Voici aussi quelques jeux qui développent le thème de la bienveillance :
  • Ryuutama
  • Blue Rose
  • Tales of Equestria
  • Golden Sky stories
  • Night witches (même si les thématiques du jeu sont dures)
  • Summer camp

Les 10 règles d’un univers de jeu bienveillant

J. “Brand” Larré a exposé sur son blog un billet décrivant les univers et les scénarios comme des sous-système de jeu. On pourrait se demander quels seraient les sous-systèmes d’un univers encourageant un jeu bienveillant. Voici une ébauche de liste :


  1. Un monde juste (cf. les 4 mondes) ;

  2. Face à l’adversité, les gens se rapprochent et se protègent (T&B) (<>L’homme est un loup pour l’homme/loi de la jungle) / 2 bis: Les rencontres sont sympathiques et sources d’opportunités

  3. Il n’y a pas de Méchant, juste de l’altérité (<> manichéisme, alignements “mauvais”)

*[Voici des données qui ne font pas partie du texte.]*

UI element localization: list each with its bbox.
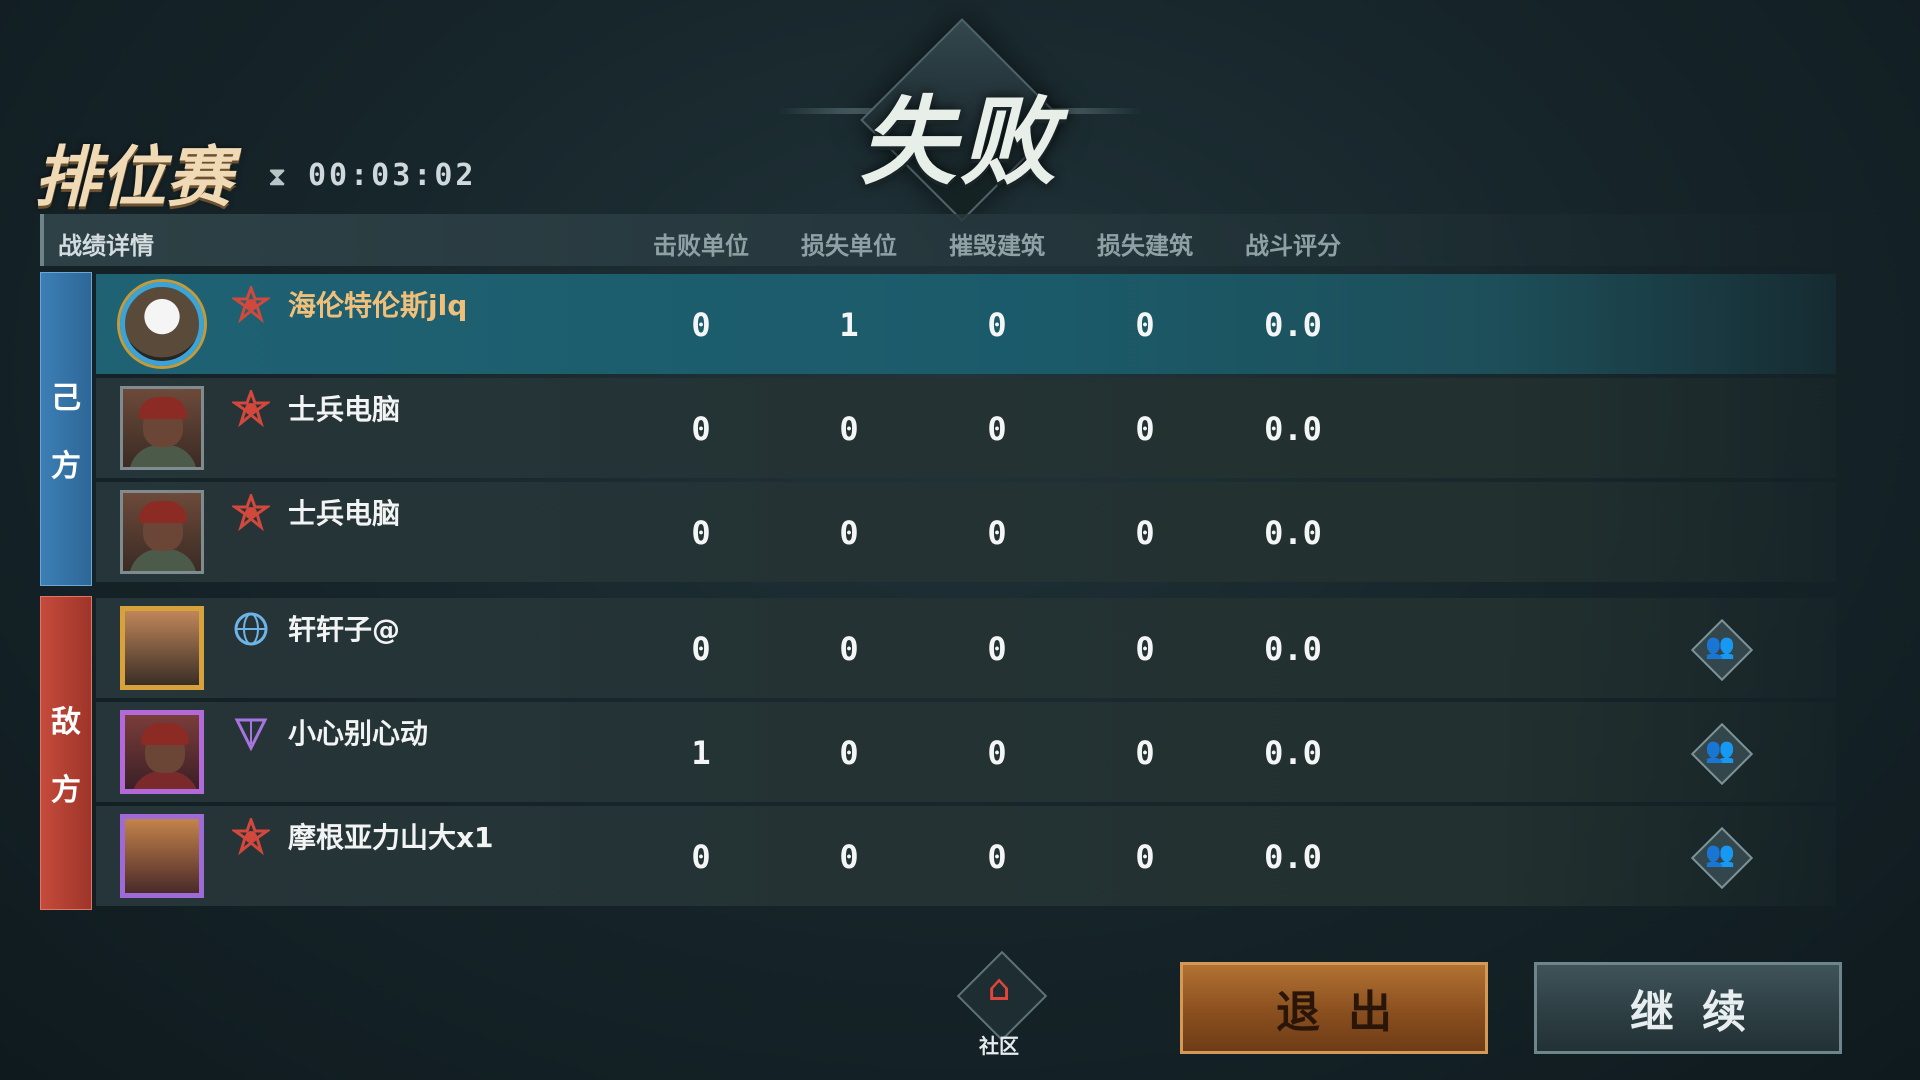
player-name: 摩根亚力山大x1 [288,821,494,854]
result-emblem: 失败 [778,18,1142,222]
column-header-buildings-destroyed: 摧毁建筑 [949,232,1045,260]
player-row[interactable]: 小心别心动 1 0 0 0 0.0 👥 [96,702,1836,802]
player-name: 士兵电脑 [288,393,401,426]
column-header-units-lost: 损失单位 [801,232,897,260]
stat-buildings-lost: 0 [1135,410,1155,448]
stat-kills: 0 [691,630,711,668]
soldier-avatar[interactable] [120,386,204,470]
enemy-side-tag: 敌 方 [40,596,92,910]
result-title: 失败 [860,85,1060,198]
column-header-kills: 击败单位 [653,232,749,260]
stat-units-lost: 0 [839,514,859,552]
stat-units-lost: 0 [839,838,859,876]
purple-frame-avatar[interactable] [120,710,204,794]
exit-button[interactable]: 退出 [1180,962,1488,1054]
stat-buildings-lost: 0 [1135,630,1155,668]
stat-score: 0.0 [1264,630,1322,668]
soldier-avatar[interactable] [120,490,204,574]
stat-buildings-destroyed: 0 [987,838,1007,876]
stat-units-lost: 0 [839,734,859,772]
ally-side-char-1: 己 [51,381,81,416]
stat-units-lost: 1 [839,306,859,344]
community-button[interactable]: ⌂ 社区 [956,950,1048,1060]
stat-buildings-destroyed: 0 [987,630,1007,668]
stat-buildings-destroyed: 0 [987,734,1007,772]
hourglass-icon: ⧗ [268,162,287,192]
match-timer: 00:03:02 [308,158,477,193]
add-friend-button[interactable]: 👥 [1690,618,1754,682]
stat-buildings-destroyed: 0 [987,514,1007,552]
stat-score: 0.0 [1264,306,1322,344]
column-header-score: 战斗评分 [1245,232,1341,260]
eagle-avatar[interactable] [120,282,204,366]
stat-buildings-lost: 0 [1135,838,1155,876]
red-rank-icon [230,283,272,324]
stat-buildings-destroyed: 0 [987,410,1007,448]
stat-kills: 0 [691,838,711,876]
continue-button[interactable]: 继续 [1534,962,1842,1054]
player-name: 小心别心动 [288,717,429,750]
ally-side-char-2: 方 [51,449,81,484]
player-name: 海伦特伦斯jlq [288,289,468,322]
column-header-buildings-lost: 损失建筑 [1097,232,1193,260]
add-friend-icon: 👥 [1705,736,1735,764]
player-row-self[interactable]: 海伦特伦斯jlq 0 1 0 0 0.0 [96,274,1836,374]
add-friend-button[interactable]: 👥 [1690,826,1754,890]
purple-rank-icon [232,714,270,752]
add-friend-button[interactable]: 👥 [1690,722,1754,786]
stat-kills: 0 [691,514,711,552]
stat-kills: 1 [691,734,711,772]
add-friend-icon: 👥 [1705,840,1735,868]
stat-score: 0.0 [1264,838,1322,876]
stat-score: 0.0 [1264,734,1322,772]
stat-buildings-destroyed: 0 [987,306,1007,344]
player-row[interactable]: 士兵电脑 0 0 0 0 0.0 [96,378,1836,478]
stat-kills: 0 [691,306,711,344]
stat-score: 0.0 [1264,410,1322,448]
community-label: 社区 [979,1034,1019,1058]
enemy-side-char-2: 方 [51,773,81,808]
stat-buildings-lost: 0 [1135,514,1155,552]
player-row[interactable]: 轩轩子@ 0 0 0 0 0.0 👥 [96,598,1836,698]
ally-side-tag: 己 方 [40,272,92,586]
red-rank-icon [230,815,272,856]
stat-score: 0.0 [1264,514,1322,552]
stat-units-lost: 0 [839,410,859,448]
player-name: 士兵电脑 [288,497,401,530]
player-row[interactable]: 士兵电脑 0 0 0 0 0.0 [96,482,1836,582]
stats-header-label: 战绩详情 [58,232,154,260]
player-row[interactable]: 摩根亚力山大x1 0 0 0 0 0.0 👥 [96,806,1836,906]
dragon-avatar[interactable] [120,814,204,898]
globe-rank-icon [232,610,270,648]
stat-buildings-lost: 0 [1135,306,1155,344]
home-icon: ⌂ [987,968,1011,1009]
enemy-side-char-1: 敌 [51,705,81,740]
mode-title: 排位赛 [34,138,232,216]
red-rank-icon [230,387,272,428]
stat-units-lost: 0 [839,630,859,668]
add-friend-icon: 👥 [1705,632,1735,660]
red-rank-icon [230,491,272,532]
player-name: 轩轩子@ [288,613,401,646]
stat-kills: 0 [691,410,711,448]
stat-buildings-lost: 0 [1135,734,1155,772]
gold-frame-avatar[interactable] [120,606,204,690]
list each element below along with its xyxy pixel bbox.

  4. Mon pire ennemi peut devenir mon meilleur ami (esprit shonen)

  5. La raison et le bagout sont toujours l’ultime recours, tous les adversaires sont raisonnables (y compris les animaux) (<> escalade de la violence, guerre comme continuité de la diplomatie)

  6. Il y a toujours du calme au coeur d ela tempête (cosyness)

  7. La nourriture et le repos, c'est important (tend, cosyness)

  8. L’art, la construction, la création, c’est important (tend, crafting)

  9. Le voyage est une aventure, même dans des environs très proches

  10. On ne meurt pas

  11. Les gens sont libres et autonomes (<> aliénation des mondes dystopiques ou féodaux)

  12. Voir la vie du bon côté

  13. L’abondance est présente (cosyness)


Les 4 mondes

T. Munier évoque dans son podcast Outsider N°37 : Game Design Jeu de Rôle : Mon personnage et moi #6une application rôlistique de la théorie de la croyance en un monde juste, déjà utilisée par Le Grümph dans Dragon de Poche, où il est précisé que si les personnages se comportent à la loyale, l’adversité du monde restera importante, mais ils pourront être sauvés à la dernière minute par l’intervention propice d’un PNJ ou ce genre de choses. Si les personnages se comportent comme des salauds, le monde du jeu ne leur fera aucun cadeau (tout ceci est laissé à l’appréciation du MJ).


T. Munier propose donc l’existence de 4 mondes, ou logique interne d’univers :

  1. monde juste : toute bonne action est récompensée, toute mauvaise action est punie ;

  2. monde injuste : les bonnes actions ne sont pas  récompensées, les mauvais sont généralement bénéfiques à ceux qui les commettent ;

  3. monde chaotique : une même action peut provoquer des réactions différents, positives comme négatives ;

  4. monde transactionnel : ? (échanges à somme nulle ? Rien n'est donné, tout est coûteux)

Dans ce cadre, un jeu bienveillant suppose un univers qui fonctionne avec le principe du monde juste comme jeu de basse, par opposition à un jeu plus sombre qui privilégierait plutôt des mondes transactionnels ou injustes.


On peut généraliser avec le "monde [valeur]" à la fois pour encourager une valeur et décourager la valeur inverse à travers la fiction. Cette approche nécessite que les joueurs soient au courant de cette règle, et soient convaincus qu'elle est bien appliquée ("J'achève le stormtrooper car la dernière fois le MJ m'a pris en traitre en faisant revenir dans mon dos ceux au j'avais laissés inconscients") notamment par la discussion avec les joueurs (contrat social).